Banks' Capital Might Be Eroded

VTB chief executive officer Andrei Kostin Denis Grishkin

VLADIVOSTOK — Lending by Russian banks will have to slow or their capital strength could be dangerously eroded when it is difficult for them to raise new money, the head of the country's second-largest bank said Thursday.

Andrei Kostin, the chief executive officer of VTB, warned that banks could need more capital next year but there were limited options for raising cash.

"It [a rapid lending growth] will require — sooner or later — more capital for the banks. And there is no access to capital markets, and that might be a problem," Kostin told Reuters Television in an interview on the sidelines of the Asia-Pacific Economic Cooperation summit.

Credit rating agency Standard & Poor's also warned last month that Russian banks would need to limit lending growth this year to reduce risks of a further decline in the banking system's capital level.

Banks are generally required to keep a minimum capital adequacy ratio, based on a percentage of a lender's risk-weighted assets, to absorb possible shocks and support lending.

The Central Bank requires a minimum capital adequacy ratio of 10 percent and banks can lose their licenses if they do not meet this requirement.

VTB has begun to rein in lending growth in some areas.

The bank is trying "not to expand too fast" due to possible problems with export-oriented companies that might suffer weak demand from a slowdown in Europe, Kostin said.

"We already see that the [commodity] prices are stagnating or going down, and demand is not very strong … So we are very cautious now in enlarging any loans to the clients," Kostin said. He did not name any companies or sectors.

RusAl, the world's largest aluminum producer, for example, will cut capacity 3 percent by the year-end as it grapples with weak prices and rising power costs.

Rapid-lending growth has already eaten up almost 5 percentage points of the banking system's overall capital since the start of 2011, bringing it to just above 13 percent as of Aug. 1.

VTB's capital adequacy ratio stood at 11.3 percent as of Aug. 1, versus 13 percent at closest rival Sberbank.

By the end of July, corporate loans were up 7.2 percent while retail lending rose 21.8 percent, and the overall banking system's capital grew by only 6.3 percent since the start of the year, Central Bank data showed.

Kostin said the domestic banking sector was not at risk from the European debt crisis because it has almost no exposure to the region's debt, but it could face a problem from falling capital.

"Not now, but maybe next year [the problem may arise]. The banking sector is developing quite quickly, lending growth is substantial," Kostin said.

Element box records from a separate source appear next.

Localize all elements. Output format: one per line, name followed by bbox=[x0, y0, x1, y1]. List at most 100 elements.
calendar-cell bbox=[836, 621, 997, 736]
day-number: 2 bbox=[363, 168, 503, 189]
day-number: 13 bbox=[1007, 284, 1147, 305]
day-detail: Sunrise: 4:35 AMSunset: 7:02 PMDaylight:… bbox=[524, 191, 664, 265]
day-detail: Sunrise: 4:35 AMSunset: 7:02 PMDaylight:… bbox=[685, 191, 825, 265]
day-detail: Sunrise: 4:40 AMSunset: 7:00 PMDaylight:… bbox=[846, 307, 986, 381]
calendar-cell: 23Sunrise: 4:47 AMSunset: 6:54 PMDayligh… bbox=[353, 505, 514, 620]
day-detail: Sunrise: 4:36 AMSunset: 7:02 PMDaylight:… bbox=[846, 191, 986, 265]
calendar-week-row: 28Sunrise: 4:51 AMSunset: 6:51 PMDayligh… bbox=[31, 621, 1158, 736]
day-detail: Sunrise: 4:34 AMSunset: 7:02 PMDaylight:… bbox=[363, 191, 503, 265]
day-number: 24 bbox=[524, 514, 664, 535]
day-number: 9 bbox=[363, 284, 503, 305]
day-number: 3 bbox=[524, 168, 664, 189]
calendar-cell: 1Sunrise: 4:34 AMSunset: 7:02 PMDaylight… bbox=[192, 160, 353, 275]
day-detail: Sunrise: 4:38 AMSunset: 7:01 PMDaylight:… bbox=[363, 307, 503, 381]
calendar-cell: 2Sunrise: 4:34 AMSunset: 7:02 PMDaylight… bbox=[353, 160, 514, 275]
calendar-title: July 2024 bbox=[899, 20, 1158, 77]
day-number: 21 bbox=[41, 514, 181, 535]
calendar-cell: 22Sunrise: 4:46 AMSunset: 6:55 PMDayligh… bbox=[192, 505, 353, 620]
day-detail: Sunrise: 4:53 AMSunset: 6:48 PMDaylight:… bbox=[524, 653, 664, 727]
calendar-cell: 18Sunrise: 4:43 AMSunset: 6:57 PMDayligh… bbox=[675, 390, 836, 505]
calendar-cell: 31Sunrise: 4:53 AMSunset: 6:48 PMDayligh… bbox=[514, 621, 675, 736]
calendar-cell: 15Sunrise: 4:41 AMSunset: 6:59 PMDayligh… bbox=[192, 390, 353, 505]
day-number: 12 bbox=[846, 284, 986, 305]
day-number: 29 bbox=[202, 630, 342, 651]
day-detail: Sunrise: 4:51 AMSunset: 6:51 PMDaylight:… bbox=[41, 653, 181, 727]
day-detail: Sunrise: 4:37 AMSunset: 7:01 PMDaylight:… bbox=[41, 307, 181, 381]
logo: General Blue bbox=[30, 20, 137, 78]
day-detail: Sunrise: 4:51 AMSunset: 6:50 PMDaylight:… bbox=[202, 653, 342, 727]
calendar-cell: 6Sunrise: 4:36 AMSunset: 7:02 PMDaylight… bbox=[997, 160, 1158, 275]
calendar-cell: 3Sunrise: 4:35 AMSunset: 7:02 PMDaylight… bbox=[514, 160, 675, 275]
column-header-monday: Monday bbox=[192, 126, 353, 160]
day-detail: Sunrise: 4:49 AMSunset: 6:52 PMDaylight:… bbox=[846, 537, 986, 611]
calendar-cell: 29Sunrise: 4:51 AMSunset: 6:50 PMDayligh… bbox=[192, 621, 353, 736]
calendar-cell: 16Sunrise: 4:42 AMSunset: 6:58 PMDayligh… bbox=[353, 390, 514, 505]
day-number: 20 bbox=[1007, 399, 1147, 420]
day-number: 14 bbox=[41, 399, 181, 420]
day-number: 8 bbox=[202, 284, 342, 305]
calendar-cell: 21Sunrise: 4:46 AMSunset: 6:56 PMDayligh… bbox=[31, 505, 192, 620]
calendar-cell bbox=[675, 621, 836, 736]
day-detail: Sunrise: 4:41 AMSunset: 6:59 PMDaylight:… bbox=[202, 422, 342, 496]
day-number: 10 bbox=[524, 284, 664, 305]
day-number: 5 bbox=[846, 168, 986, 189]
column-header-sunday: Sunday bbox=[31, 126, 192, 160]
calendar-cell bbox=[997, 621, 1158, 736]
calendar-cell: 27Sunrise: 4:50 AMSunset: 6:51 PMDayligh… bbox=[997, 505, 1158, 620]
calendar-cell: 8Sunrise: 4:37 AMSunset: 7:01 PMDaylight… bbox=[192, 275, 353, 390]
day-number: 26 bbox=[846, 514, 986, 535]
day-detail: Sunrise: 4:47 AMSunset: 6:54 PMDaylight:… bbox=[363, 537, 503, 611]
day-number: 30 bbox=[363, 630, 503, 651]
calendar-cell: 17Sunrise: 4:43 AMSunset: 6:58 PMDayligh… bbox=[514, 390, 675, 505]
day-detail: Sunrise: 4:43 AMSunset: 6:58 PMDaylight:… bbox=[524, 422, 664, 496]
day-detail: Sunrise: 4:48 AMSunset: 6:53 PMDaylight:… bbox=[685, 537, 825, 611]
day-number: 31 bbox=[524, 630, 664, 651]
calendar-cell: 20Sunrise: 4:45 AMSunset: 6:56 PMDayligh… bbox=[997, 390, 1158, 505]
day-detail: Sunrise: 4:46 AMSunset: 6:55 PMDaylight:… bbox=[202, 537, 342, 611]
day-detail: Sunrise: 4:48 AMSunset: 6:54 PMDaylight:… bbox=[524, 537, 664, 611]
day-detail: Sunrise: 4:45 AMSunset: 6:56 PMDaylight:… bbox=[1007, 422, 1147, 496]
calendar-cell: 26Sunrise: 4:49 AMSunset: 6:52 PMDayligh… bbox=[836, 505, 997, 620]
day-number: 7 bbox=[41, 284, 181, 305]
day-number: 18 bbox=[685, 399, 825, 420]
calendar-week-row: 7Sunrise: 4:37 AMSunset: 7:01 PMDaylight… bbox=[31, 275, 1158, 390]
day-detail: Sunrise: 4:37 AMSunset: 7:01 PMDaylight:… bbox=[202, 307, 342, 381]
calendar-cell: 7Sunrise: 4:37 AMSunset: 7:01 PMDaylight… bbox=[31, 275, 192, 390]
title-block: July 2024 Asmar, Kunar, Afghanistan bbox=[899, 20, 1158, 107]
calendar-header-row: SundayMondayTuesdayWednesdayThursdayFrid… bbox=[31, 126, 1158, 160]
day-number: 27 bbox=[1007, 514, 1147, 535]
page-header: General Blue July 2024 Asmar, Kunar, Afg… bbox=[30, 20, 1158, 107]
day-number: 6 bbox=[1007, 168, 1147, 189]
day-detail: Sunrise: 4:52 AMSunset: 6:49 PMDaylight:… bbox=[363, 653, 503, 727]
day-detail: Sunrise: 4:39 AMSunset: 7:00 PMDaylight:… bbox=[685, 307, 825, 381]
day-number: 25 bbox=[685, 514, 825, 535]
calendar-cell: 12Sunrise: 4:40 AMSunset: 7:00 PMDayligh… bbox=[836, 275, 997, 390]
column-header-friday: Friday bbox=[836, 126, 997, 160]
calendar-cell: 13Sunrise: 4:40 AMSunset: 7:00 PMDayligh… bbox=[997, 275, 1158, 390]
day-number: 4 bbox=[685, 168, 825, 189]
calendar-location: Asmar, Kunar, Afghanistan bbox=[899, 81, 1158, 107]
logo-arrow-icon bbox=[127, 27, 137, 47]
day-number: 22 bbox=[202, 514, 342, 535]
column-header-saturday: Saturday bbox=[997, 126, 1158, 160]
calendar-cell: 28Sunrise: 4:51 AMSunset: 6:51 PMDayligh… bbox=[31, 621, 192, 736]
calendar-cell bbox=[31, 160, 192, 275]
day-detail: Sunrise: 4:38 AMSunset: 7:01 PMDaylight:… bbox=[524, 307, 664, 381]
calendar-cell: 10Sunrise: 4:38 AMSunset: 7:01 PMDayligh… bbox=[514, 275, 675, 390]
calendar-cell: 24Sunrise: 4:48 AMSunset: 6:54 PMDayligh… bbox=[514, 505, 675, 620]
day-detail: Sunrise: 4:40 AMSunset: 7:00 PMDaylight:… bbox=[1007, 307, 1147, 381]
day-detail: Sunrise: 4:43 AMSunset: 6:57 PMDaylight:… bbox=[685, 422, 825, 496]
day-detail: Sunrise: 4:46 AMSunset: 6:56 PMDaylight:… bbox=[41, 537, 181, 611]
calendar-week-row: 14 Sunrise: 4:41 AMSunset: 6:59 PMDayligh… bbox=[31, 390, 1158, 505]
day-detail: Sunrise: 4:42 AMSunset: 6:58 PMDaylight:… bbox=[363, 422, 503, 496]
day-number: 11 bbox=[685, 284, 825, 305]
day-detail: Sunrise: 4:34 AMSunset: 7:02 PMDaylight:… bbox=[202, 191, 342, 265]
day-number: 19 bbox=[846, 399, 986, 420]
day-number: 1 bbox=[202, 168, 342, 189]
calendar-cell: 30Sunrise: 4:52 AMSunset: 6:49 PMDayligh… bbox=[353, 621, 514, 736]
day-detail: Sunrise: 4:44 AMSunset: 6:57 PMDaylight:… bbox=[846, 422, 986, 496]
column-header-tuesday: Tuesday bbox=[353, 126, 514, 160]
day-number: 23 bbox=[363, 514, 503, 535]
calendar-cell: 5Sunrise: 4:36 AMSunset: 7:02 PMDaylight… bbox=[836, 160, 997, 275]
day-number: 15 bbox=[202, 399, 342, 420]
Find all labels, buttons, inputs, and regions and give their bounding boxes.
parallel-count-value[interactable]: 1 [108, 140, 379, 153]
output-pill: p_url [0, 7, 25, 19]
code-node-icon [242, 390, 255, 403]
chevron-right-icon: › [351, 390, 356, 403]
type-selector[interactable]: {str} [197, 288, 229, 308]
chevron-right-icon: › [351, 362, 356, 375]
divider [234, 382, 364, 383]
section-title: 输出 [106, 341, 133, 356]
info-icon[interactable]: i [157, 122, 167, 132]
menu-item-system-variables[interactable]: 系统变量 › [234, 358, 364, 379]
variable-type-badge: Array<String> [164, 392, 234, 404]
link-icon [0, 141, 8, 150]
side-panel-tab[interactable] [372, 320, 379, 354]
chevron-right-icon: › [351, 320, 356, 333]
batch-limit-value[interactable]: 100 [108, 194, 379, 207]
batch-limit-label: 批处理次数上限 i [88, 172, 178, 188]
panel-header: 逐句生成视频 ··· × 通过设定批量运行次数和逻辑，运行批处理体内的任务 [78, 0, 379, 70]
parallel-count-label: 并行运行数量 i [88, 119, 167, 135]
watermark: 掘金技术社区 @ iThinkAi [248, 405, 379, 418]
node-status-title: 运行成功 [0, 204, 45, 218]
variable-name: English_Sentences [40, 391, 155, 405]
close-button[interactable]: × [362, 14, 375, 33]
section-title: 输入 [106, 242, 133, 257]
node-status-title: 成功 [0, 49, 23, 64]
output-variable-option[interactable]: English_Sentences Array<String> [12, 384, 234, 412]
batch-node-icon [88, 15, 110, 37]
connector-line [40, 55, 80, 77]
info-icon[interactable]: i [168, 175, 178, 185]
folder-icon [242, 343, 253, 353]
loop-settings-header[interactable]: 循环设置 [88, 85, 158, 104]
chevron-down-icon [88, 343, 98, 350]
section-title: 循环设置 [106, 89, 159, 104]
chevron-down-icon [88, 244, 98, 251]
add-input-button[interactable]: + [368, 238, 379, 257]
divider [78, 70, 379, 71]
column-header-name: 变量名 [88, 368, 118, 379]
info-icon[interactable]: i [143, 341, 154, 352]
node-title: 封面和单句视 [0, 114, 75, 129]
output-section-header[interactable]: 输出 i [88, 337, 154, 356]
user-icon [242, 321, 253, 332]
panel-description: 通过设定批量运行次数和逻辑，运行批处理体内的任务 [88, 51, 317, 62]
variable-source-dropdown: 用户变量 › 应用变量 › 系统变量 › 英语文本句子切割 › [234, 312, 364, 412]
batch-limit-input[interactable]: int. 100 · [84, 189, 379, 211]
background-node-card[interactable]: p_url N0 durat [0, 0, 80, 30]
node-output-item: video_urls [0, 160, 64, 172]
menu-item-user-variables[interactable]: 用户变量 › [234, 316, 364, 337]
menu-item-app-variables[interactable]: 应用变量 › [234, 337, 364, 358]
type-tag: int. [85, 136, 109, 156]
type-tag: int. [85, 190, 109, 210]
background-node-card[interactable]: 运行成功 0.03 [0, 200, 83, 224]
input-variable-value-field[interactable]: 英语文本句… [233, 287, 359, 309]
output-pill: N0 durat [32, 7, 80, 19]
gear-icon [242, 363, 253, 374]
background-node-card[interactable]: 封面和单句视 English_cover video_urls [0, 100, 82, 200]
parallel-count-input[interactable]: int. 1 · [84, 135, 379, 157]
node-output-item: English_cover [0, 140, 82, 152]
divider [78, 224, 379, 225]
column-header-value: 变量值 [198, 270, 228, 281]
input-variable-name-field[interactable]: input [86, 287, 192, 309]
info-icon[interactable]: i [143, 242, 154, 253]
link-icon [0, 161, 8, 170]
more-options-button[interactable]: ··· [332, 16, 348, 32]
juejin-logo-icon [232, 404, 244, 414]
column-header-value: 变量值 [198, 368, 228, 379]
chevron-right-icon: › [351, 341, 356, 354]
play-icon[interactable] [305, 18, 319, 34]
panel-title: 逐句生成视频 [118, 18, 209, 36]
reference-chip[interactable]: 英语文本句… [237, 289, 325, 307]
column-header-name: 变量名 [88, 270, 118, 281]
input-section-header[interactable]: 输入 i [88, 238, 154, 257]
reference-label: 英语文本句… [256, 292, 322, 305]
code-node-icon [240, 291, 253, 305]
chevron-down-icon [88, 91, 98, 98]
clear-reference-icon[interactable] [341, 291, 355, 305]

But with equity markets currently not offering attractive prices for share offerings to boost capital, banks are having to look to the bond markets instead for money.

State-controlled VTB raised $1 billion in a perpetual bond this summer, the first deal of its kind in the country. Since the start of 2012, Russian borrowers have raised more than $31 billion in eurobond deals, more than in the whole of last year.